= Polyglutamine tract =

Protein region with only glutamine units

A polyglutamine tract or polyQ tract is a portion of a protein consisting of a sequence of several glutamine units. A tract typically consists of about 10 to a few hundred such units.

A multitude of genes, in various eukaryotic species (including humans), contain a number of repetitions of the nucleotide triplet CAG or CAA. When the gene is translated into a protein, each of these triplets gives rise to a glutamine unit, resulting in a polyglutamine tract. Different alleles of such a gene often have different numbers of triplets since the highly repetitive sequence is prone to contraction and expansion.

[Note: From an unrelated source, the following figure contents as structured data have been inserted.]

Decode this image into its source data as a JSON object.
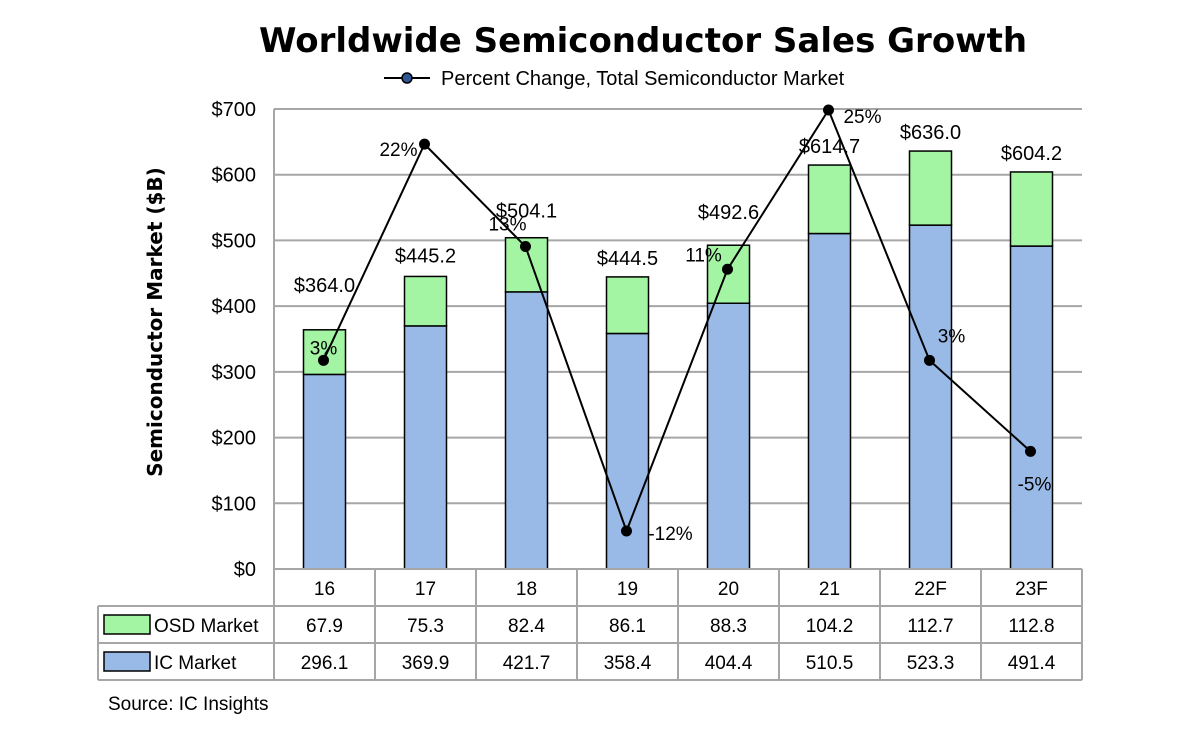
{
  "chart_data": {
    "type": "bar",
    "stacked": true,
    "title": "Worldwide Semiconductor Sales Growth",
    "ylabel": "Semiconductor Market ($B)",
    "ylim": [
      0,
      700
    ],
    "y_ticks": [
      "$0",
      "$100",
      "$200",
      "$300",
      "$400",
      "$500",
      "$600",
      "$700"
    ],
    "categories": [
      "16",
      "17",
      "18",
      "19",
      "20",
      "21",
      "22F",
      "23F"
    ],
    "series": [
      {
        "name": "IC Market",
        "color": "#99b9e6",
        "values": [
          296.1,
          369.9,
          421.7,
          358.4,
          404.4,
          510.5,
          523.3,
          491.4
        ]
      },
      {
        "name": "OSD Market",
        "color": "#a3f5a3",
        "values": [
          67.9,
          75.3,
          82.4,
          86.1,
          88.3,
          104.2,
          112.7,
          112.8
        ]
      }
    ],
    "totals": [
      "$364.0",
      "$445.2",
      "$504.1",
      "$444.5",
      "$492.6",
      "$614.7",
      "$636.0",
      "$604.2"
    ],
    "line": {
      "name": "Percent Change, Total Semiconductor Market",
      "labels": [
        "3%",
        "22%",
        "13%",
        "-12%",
        "11%",
        "25%",
        "3%",
        "-5%"
      ],
      "values": [
        3,
        22,
        13,
        -12,
        11,
        25,
        3,
        -5
      ]
    },
    "grid": true,
    "legend": "top-center"
  },
  "table_rows": [
    {
      "label": "OSD Market",
      "color": "#a3f5a3",
      "values": [
        "67.9",
        "75.3",
        "82.4",
        "86.1",
        "88.3",
        "104.2",
        "112.7",
        "112.8"
      ]
    },
    {
      "label": "IC Market",
      "color": "#99b9e6",
      "values": [
        "296.1",
        "369.9",
        "421.7",
        "358.4",
        "404.4",
        "510.5",
        "523.3",
        "491.4"
      ]
    }
  ],
  "source": "Source: IC Insights"
}
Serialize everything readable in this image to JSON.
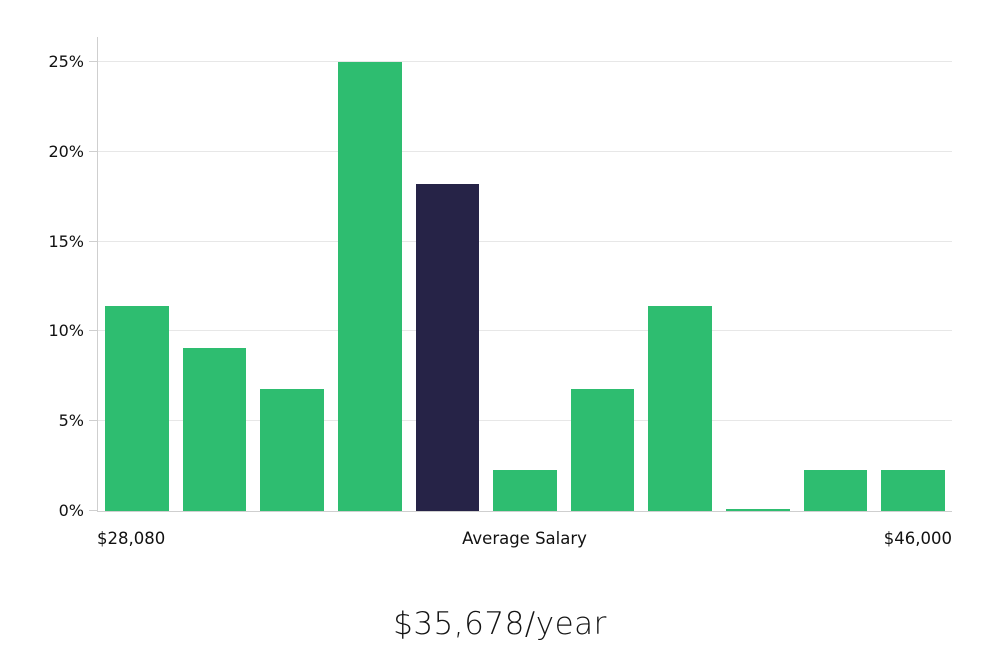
{
  "chart_data": {
    "type": "bar",
    "title": "$35,678/year",
    "y_ticks": [
      "0%",
      "5%",
      "10%",
      "15%",
      "20%",
      "25%"
    ],
    "y_tick_values": [
      0,
      5,
      10,
      15,
      20,
      25
    ],
    "ylim": [
      0,
      26.4
    ],
    "values": [
      11.4,
      9.1,
      6.8,
      25.0,
      18.2,
      2.3,
      6.8,
      11.4,
      0.1,
      2.3,
      2.3
    ],
    "highlighted_bar_index": 4,
    "x_axis_labels": {
      "left": "$28,080",
      "center": "Average Salary",
      "right": "$46,000"
    },
    "colors": {
      "bar": "#2ebd70",
      "highlight": "#262347",
      "gridline": "#e7e7e7",
      "axis": "#cfcfcf",
      "text": "#111111"
    },
    "grid": true,
    "legend": false
  }
}
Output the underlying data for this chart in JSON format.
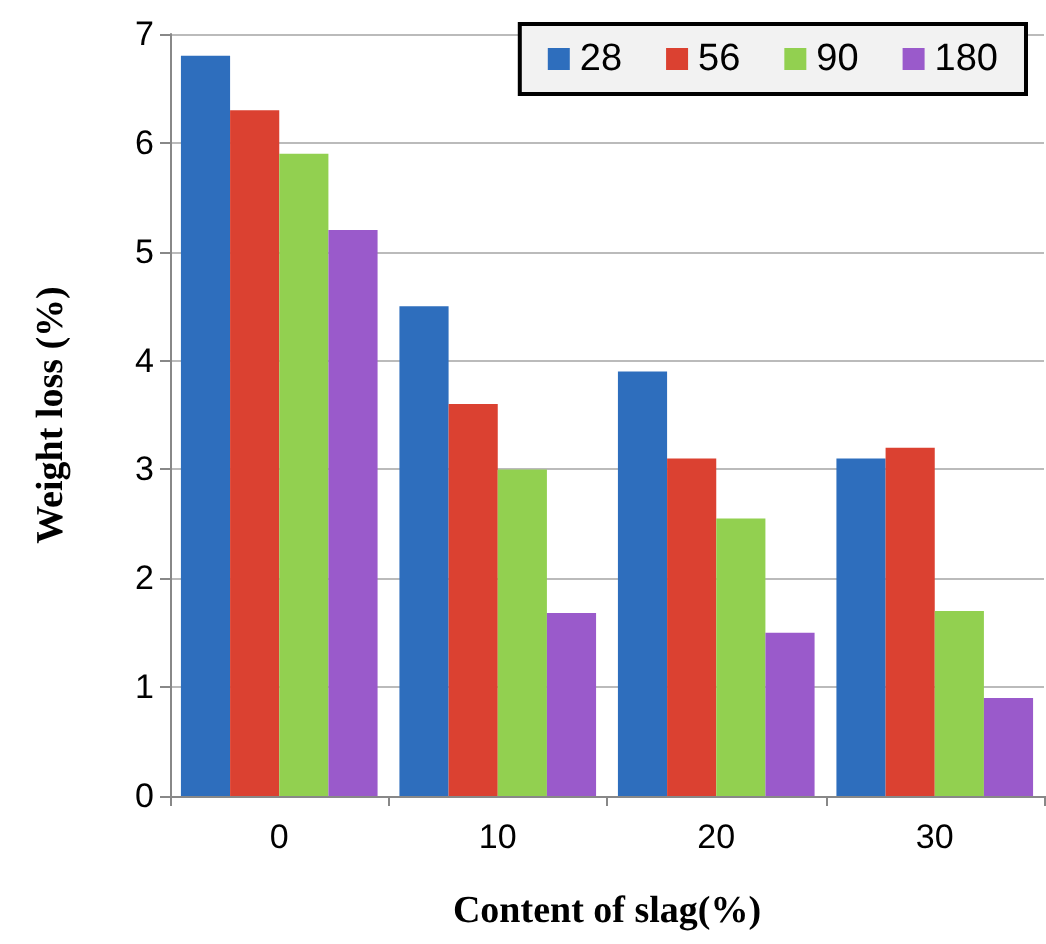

Several inheritable neurodegenerative disorders, the polyglutamine diseases, occur if a mutation causes a polyglutamine tract in a specific gene to become too long. Important examples of polyglutamine diseases are spinocerebellar ataxia and Huntington's disease. Trinucleotide repeat expansion occurring in a parental germline cell can lead to children that are more affected or display an earlier onset and greater severity of the condition. Trinucleotide repeat expansion is considered to be a consequence of slipped strand mispairing either during DNA replication or DNA repair synthesis. It is believed that cells cannot properly dispose of proteins with overlong polyglutamine tracts, which over time leads to damage in nerve cells. The longer the polyglutamine tract, the earlier in life these diseases tend to appear. A characteristic feature of proteins with long polyglutamine tracts is that they become increasingly prone to forming clumps or aggregates, with the long polyglutamine segments driving this aggregation process. The end product of this aggregation process are protein inclusions that are thought to be fibrillar in their overall structure, sharing features common of amyloid aggregates.

==History==
Nucleotide sequences encoding a lengthy polyQ tract were first noted in the gene encoding the Notch receptor. Variation of the length of this Notch polyQ tract, as caused by triplet repeat instability, was later found to cause developmental defects. The significance of similarly expanded tracts in humans became evident when polyQ tracts were found to underlie Huntington's disease and several spinocerebellar ataxias. In general, several neurodegenerative disorders were found to involve nucleotide repeat expansions in protein coding sequences.